^Gute Architektur sollte immer Ausdruck und Sinnbild der Zeit sein, in der sie entsteht. Wir können uns sicher darauf einigen, dass Zeitgeschichte zwar hin und wieder Redundanzen aufweist, aber keinesfalls gleichförmig ist oder stillsteht. Geschichte ist voller Brüche und Verwerfungen. Ob Politik, Religion, Gesellschaft, Krieg und Frieden. Alles um uns Menschen herum ist im Fluss und ändert sich stetig. Und solange das so ist, ändern sich auch die Menschen und mit ihnen Moden, Ansprüche, Geschmäcker und Anforderungen an Architektur.

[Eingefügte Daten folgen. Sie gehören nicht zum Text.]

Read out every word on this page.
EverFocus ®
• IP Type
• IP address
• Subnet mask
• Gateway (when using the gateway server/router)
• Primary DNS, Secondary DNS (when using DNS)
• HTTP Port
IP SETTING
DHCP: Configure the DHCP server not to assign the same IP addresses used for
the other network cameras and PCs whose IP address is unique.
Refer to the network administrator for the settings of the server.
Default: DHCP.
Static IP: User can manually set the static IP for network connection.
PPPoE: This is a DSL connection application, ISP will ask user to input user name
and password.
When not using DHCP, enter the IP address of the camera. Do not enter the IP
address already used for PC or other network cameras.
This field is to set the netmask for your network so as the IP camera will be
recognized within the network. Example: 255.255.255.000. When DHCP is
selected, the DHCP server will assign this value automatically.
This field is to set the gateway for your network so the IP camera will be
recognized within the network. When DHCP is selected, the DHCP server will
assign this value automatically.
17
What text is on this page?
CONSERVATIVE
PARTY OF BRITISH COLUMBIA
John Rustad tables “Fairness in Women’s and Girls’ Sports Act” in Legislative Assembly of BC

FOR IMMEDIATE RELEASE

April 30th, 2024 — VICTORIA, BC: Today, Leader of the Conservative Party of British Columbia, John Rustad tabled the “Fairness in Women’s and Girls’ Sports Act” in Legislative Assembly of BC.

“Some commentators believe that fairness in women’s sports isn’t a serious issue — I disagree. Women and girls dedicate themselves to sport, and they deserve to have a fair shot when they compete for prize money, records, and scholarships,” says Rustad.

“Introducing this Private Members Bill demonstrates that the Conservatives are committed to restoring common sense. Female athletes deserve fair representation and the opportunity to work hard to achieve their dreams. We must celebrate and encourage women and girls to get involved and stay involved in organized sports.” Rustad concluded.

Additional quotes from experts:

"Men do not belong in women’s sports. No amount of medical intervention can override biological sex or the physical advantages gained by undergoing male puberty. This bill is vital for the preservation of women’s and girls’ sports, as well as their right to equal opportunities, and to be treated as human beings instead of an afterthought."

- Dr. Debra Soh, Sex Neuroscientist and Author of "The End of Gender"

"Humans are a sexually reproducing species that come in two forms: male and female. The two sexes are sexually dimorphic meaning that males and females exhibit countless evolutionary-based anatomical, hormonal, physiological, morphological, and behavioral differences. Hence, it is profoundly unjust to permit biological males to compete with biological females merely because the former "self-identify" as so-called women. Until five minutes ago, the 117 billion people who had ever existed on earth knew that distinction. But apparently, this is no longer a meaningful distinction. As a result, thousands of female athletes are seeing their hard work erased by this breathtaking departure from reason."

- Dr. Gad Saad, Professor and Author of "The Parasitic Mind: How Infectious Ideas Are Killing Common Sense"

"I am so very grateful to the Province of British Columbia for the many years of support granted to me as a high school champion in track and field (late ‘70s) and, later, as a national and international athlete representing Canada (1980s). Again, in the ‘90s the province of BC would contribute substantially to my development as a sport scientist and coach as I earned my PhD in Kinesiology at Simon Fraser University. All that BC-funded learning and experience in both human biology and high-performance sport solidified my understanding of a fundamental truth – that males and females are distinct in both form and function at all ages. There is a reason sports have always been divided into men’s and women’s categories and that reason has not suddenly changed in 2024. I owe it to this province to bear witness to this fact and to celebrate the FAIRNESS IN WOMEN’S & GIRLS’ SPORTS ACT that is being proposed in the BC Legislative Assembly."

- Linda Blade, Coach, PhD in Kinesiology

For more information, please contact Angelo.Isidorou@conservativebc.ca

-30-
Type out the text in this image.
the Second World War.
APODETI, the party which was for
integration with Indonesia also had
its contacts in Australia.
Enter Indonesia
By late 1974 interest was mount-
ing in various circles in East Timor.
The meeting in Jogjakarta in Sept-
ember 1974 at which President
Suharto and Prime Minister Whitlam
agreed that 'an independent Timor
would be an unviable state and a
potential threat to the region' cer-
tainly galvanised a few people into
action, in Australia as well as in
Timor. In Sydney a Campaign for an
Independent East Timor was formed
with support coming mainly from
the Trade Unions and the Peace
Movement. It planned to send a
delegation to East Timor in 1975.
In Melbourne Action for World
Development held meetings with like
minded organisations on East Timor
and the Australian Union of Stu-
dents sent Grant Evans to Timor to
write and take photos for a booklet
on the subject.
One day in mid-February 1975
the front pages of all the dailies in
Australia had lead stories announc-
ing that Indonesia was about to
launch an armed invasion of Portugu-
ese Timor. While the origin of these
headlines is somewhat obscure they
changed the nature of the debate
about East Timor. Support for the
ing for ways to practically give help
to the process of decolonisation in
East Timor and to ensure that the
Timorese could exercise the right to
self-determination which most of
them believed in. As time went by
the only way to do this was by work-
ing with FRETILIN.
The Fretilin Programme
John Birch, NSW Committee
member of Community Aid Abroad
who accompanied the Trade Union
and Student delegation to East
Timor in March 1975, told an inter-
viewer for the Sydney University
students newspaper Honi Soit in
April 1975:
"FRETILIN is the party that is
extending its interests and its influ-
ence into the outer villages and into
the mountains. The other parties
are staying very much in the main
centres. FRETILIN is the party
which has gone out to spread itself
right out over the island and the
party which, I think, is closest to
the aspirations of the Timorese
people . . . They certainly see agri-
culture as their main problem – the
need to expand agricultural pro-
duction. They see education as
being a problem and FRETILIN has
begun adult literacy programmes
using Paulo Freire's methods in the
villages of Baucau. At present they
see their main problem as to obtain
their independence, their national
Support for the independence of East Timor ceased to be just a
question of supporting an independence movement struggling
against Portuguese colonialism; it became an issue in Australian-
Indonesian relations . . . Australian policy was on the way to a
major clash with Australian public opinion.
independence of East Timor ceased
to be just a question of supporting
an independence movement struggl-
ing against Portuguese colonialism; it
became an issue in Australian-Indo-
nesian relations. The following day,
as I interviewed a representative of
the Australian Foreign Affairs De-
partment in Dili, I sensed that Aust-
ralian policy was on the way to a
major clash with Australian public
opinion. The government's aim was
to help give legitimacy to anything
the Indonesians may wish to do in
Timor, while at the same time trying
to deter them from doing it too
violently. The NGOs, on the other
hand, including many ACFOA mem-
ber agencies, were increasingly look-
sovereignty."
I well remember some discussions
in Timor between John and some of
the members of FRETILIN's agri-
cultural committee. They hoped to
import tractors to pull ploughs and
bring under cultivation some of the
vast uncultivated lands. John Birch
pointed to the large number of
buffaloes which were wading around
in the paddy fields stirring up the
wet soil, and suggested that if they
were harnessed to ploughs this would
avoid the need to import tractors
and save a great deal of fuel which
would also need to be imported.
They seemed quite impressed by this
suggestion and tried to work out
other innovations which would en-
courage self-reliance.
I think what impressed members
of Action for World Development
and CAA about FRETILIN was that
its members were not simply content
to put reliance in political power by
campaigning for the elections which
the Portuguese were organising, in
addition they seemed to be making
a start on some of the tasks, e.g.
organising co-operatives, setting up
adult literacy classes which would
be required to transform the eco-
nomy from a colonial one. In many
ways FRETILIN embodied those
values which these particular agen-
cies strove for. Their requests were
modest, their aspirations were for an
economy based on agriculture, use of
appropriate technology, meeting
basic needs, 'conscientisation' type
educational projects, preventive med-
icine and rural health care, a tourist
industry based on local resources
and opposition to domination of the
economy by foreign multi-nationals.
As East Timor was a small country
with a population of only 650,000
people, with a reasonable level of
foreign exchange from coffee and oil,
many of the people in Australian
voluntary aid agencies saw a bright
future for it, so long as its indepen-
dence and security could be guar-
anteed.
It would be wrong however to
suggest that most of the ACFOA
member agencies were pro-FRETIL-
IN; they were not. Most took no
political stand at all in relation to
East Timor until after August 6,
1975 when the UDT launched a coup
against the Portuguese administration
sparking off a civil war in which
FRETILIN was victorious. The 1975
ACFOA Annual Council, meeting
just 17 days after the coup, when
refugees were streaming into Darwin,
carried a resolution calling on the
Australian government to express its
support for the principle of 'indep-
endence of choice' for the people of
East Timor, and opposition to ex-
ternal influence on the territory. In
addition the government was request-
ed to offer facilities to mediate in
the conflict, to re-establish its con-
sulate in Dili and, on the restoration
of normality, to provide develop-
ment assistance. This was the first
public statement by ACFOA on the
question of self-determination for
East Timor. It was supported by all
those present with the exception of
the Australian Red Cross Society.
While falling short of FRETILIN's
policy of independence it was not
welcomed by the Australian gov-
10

Das Leben verursacht Brüche, die sich im Stadtbild wiederfinden. In meinen Augen gibt es kaum spannendere Beschäftigungen auf einem Stadtspaziergang, als diese Brüche zu beobachten und die Geschichte eines Ortes auf diese Weise nachzuempfinden. Wer schon einmal vor einer alten und über die Jahrhunderte gewachsenen Kirche stand und bewundernd die verschiedenen Zeitstile abgelesen hat, wird das sicher genauso nachempfinden können, wie jene, die durch die Straßen Londons, Roms oder Kölns gehen und damit zwischen den Jahrhunderten bzw. Jahrtausenden umherschauen. Wenn sich Mittelalter, Antike und Moderne gleichwertig zu einem geschichtsschwangeren Mix verbinden, dann wird die Stadtlandschaft und die Gesellschaft, die dort über so viele Jahre gelebt hat, erst richtig lebendig. Nichts davon würden wir spüren, wenn wir keinen Stein verändern oder aber wenn wir alles überbauen würden.
Der Fehler in der Debatte zuvor war übrigens nicht, dass alle eine Meinung haben. Das gehört hoffentlich zur Grundausstattung aller Menschen. Falsch ist aber, die Meinung anderer geringschätzig zu diskreditieren, nur weil sie nicht der eigenen Auffassung entspricht. Preisrichter und Jurys sind nicht korrupt oder abgehoben, weil einem die Siegerentwürfe nicht gefallen. Architekten sind nicht gierig oder faul, weil die Entwürfe nicht dem eigenen Geschmack entsprechen und Bauherren sind nicht geizig, weil die Formensprache reduziert ist oder der Zweckbau im Mittelpunkt steht. Auch Kritiker sind nicht dumm, nur weil die ausführliche und detaillierte Architekturkritik fehlt.
Diskurs gehörte bisher zum Bauschaffen in jeder Epoche dazu. Noch nie war es so leicht daran teilzuhaben wie heutzutage. Wir sollten die Möglichkeit der Meinungsäußerung aber nicht mit Mitbestimmungsrechten verwechseln. Geprägt haben die Architekturgeschichte schon immer die Entscheider, vor allem die Bauherren. Unsere Epoche wird geprägt von jenen, die Bauaufträge haben und die Bauten finanzieren. Wer das Geld freigibt, entscheidet in der Regel, was damit passiert. Formensprache, Nutzung und Aufwand werden dort entschieden. Ob ambitioniert oder konservativ, das liegt am Bauherren und der intendierten Aussage. In einigen Jahrzehnten oder Jahrhunderten wird ein Spaziergänger darin einen Ausdruck unserer Gesellschaft entdecken Und weil unsere Lebenswirklichkeit eine andere als jene der Gründerzeit, der Renaissance, der Vorkriegsmoderne, des Sozialismus oder des Mittelalters ist, wird man den Bruch sehen und eine lebendige Stadt im Wandel der Zeitalter erkennen.